Imagine signing up for a class. You pay your tuition, and begin attending. In this class, if you preform well, you get to go on a field trip. If you preform badly, you get detention, write lines, or receive extra homework. But as long as you receive these punishments, acknowledge your need to improve, and endeavour to do so, there will be no additional recourse for your poor preformance. In addition to this, as long as you stay in class and give effort and intent to succeed in it, you cannot fail. Regardless of what your grades are, you pass in the end.
That, my reader, is covenantal nomism.
The covenant is, in essence, election in exchange for obedience. But one may fail to be obedient, that is unfortunate but understood. Because of that, there are means of atonement--sacrifice, the day of atonement, suffering, even death--which make up for those shortcomings. God will reward good behavior, and punish sin, because he is just. He's merciful, but that doesn't mean he's a patsy. One takes on circumcision as their "tuition" so to speak.
The Law analogues the subject matter of the class. Since you have all but a guaranteed pass, the appropriate and grateful response is to endeavour to learn the subject matter. You may not always do it perfectly, your marks may in fact suck. Your poor preformance will not go unnoticed, but it won't affect whether or not you pass in the end. What matters is that you try to learn it. It is the effort and intent, not the end results, that matter in the final judgment.
But this exchange--the election for obedience--is not a trade, per se. It's a relationship based on an existing understanding of God. The Law is given not as a chore to be completed in order that one may earn rewards based on it. On the contrary, the Law is given to Israel in order to mark her out, to give her a tangible way to show her trust in God's promise. But, in covenantal nomism, one does not earn salvation by preforming works of the Law.
This description is brief, and leaves many things out, but that will be discussed further in later pieces (I haven't decided yet whether I'll follow Sanders lead in breaking it up by type of literature, or more broadly by topic, we'll see how it goes). But I hope it at least captures its essence: Justification--passing the class--is not earned, it is promised.

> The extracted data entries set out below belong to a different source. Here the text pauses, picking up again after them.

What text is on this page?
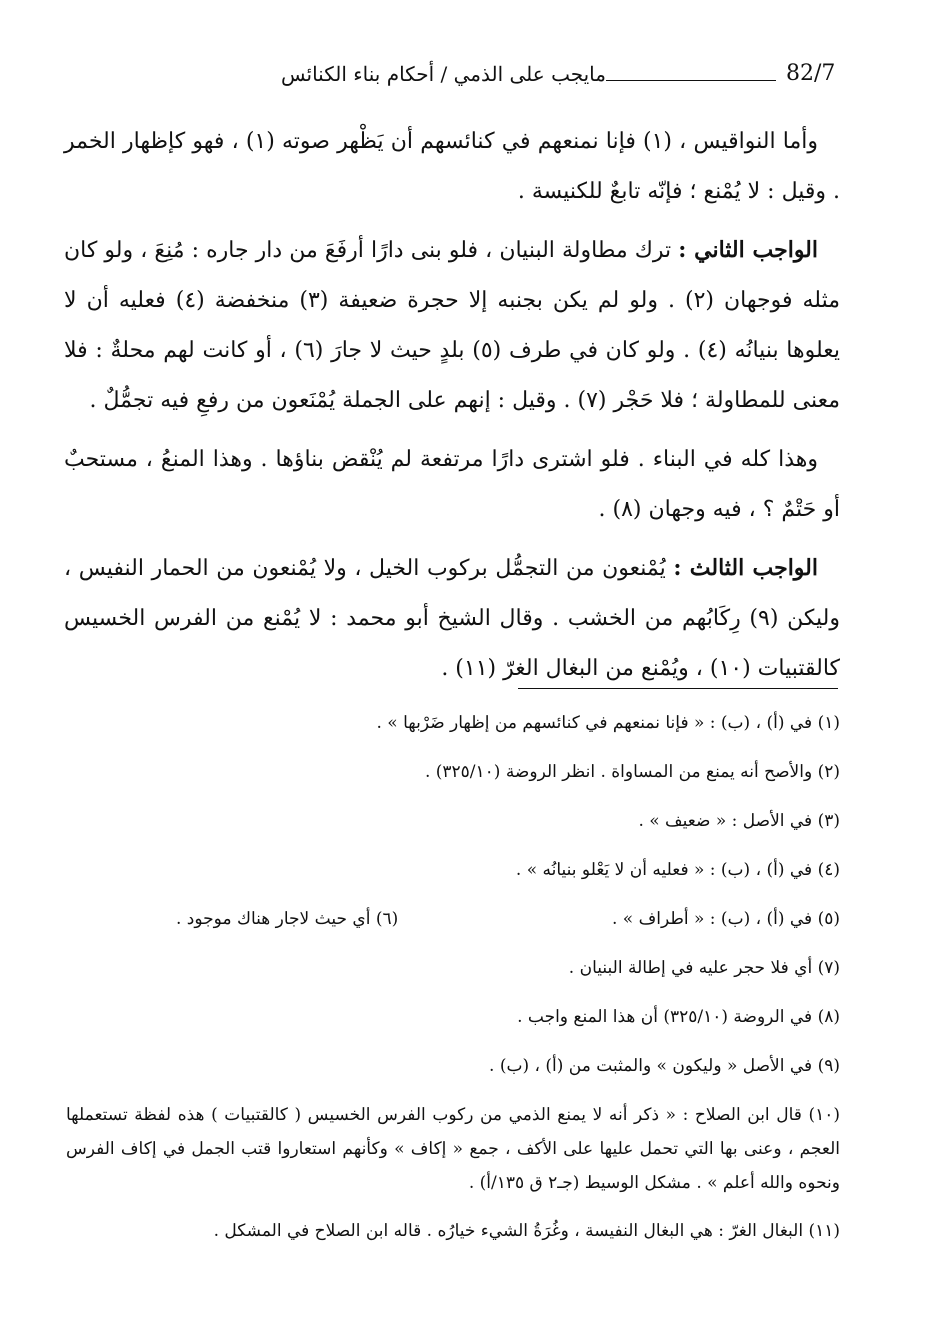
مايجب على الذمي / أحكام بناء الكنائس	82/7

وأما النواقيس ، (١) فإنا نمنعهم في كنائسهم أن يَظْهر صوته (١) ، فهو كإظهار الخمر . وقيل : لا يُمْنع ؛ فإنّه تابعٌ للكنيسة .

الواجب الثاني : ترك مطاولة البنيان ، فلو بنى دارًا أرفَعَ من دار جاره : مُنِعَ ، ولو كان مثله فوجهان (٢) . ولو لم يكن بجنبه إلا حجرة ضعيفة (٣) منخفضة (٤) فعليه أن لا يعلوها بنيانُه (٤) . ولو كان في طرف (٥) بلدٍ حيث لا جارَ (٦) ، أو كانت لهم محلةٌ : فلا معنى للمطاولة ؛ فلا حَجْر (٧) . وقيل : إنهم على الجملة يُمْنَعون من رفعِ فيه تجمُّلٌ .

وهذا كله في البناء . فلو اشترى دارًا مرتفعة لم يُنْقض بناؤها . وهذا المنعُ ، مستحبٌ أو حَتْمٌ ؟ ، فيه وجهان (٨) .

الواجب الثالث : يُمْنعون من التجمُّل بركوب الخيل ، ولا يُمْنعون من الحمار النفيس ، وليكن (٩) رِكَابُهم من الخشب . وقال الشيخ أبو محمد : لا يُمْنع من الفرس الخسيس كالقتبيات (١٠) ، ويُمْنع من البغال الغرّ (١١) .

(١) في (أ) ، (ب) : « فإنا نمنعهم في كنائسهم من إظهار ضَرْبها » .
(٢) والأصح أنه يمنع من المساواة . انظر الروضة (٣٢٥/١٠) .
(٣) في الأصل : « ضعيف » .
(٤) في (أ) ، (ب) : « فعليه أن لا يَعْلو بنيانُه » .
(٥) في (أ) ، (ب) : « أطراف » .
(٦) أي حيث لاجار هناك موجود .
(٧) أي فلا حجر عليه في إطالة البنيان .
(٨) في الروضة (٣٢٥/١٠) أن هذا المنع واجب .
(٩) في الأصل « وليكون » والمثبت من (أ) ، (ب) .
(١٠) قال ابن الصلاح : « ذكر أنه لا يمنع الذمي من ركوب الفرس الخسيس ( كالقتبيات ) هذه لفظة تستعملها العجم ، وعنى بها التي تحمل عليها على الأكف ، جمع « إكاف » وكأنهم استعاروا قتب الجمل في إكاف الفرس ونحوه والله أعلم » . مشكل الوسيط (جـ٢ ق ١٣٥/أ) .
(١١) البغال الغرّ : هي البغال النفيسة ، وغُرَةُ الشيء خيارُه . قاله ابن الصلاح في المشكل .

As Sanders put it, describing Rabbinic religion:
One should conclude that debates on details reflect agreement on central issues. . .From debates about why God chose Israel we infer the centrality of the conviction that he chose Israel. The debates about how to obey reveal the concern to obey. Further, the concern to obey, when studied, turns out to show a reliance on God's fiddelity to the covenant which contains the laws, not an anxious concern to learn how, by obedience, to win God's favour. Perhaps most telling are the debates about which means of atonement atone for which sins. . .since atonement for individual sins restores the penitent sinner to the right relationship with God, he originally had a right relationship with God, a relationship established by God's mercy and maintained by the individual's obedience and repentence and by God's forgiveness. . .the Rabbis believed in the enduring validity of the covenantal promise. . .The pattern is based on election and atonement, it being understood that God gave commandments in connection with the election and that obedience to them, or atonement and repentence for transgression, was expected as the condition for remaining in the covenant community. The best title for this sort of religion is 'covenantal nomism.'(2)
(1) I can't for the life of me remember who by, or in which volume, this article was--all I can remember, other than the analogy I'm about to describe, is that it referenced Schreiner's JETS 27 paper on Galatians 3:10 as "devastating" to Sanders' suggestion that it does not address impossibility of doing the whole Law. I'll try and track it down, any help would be appreciated.
(2) PPJ, 235-6, all emphasis original.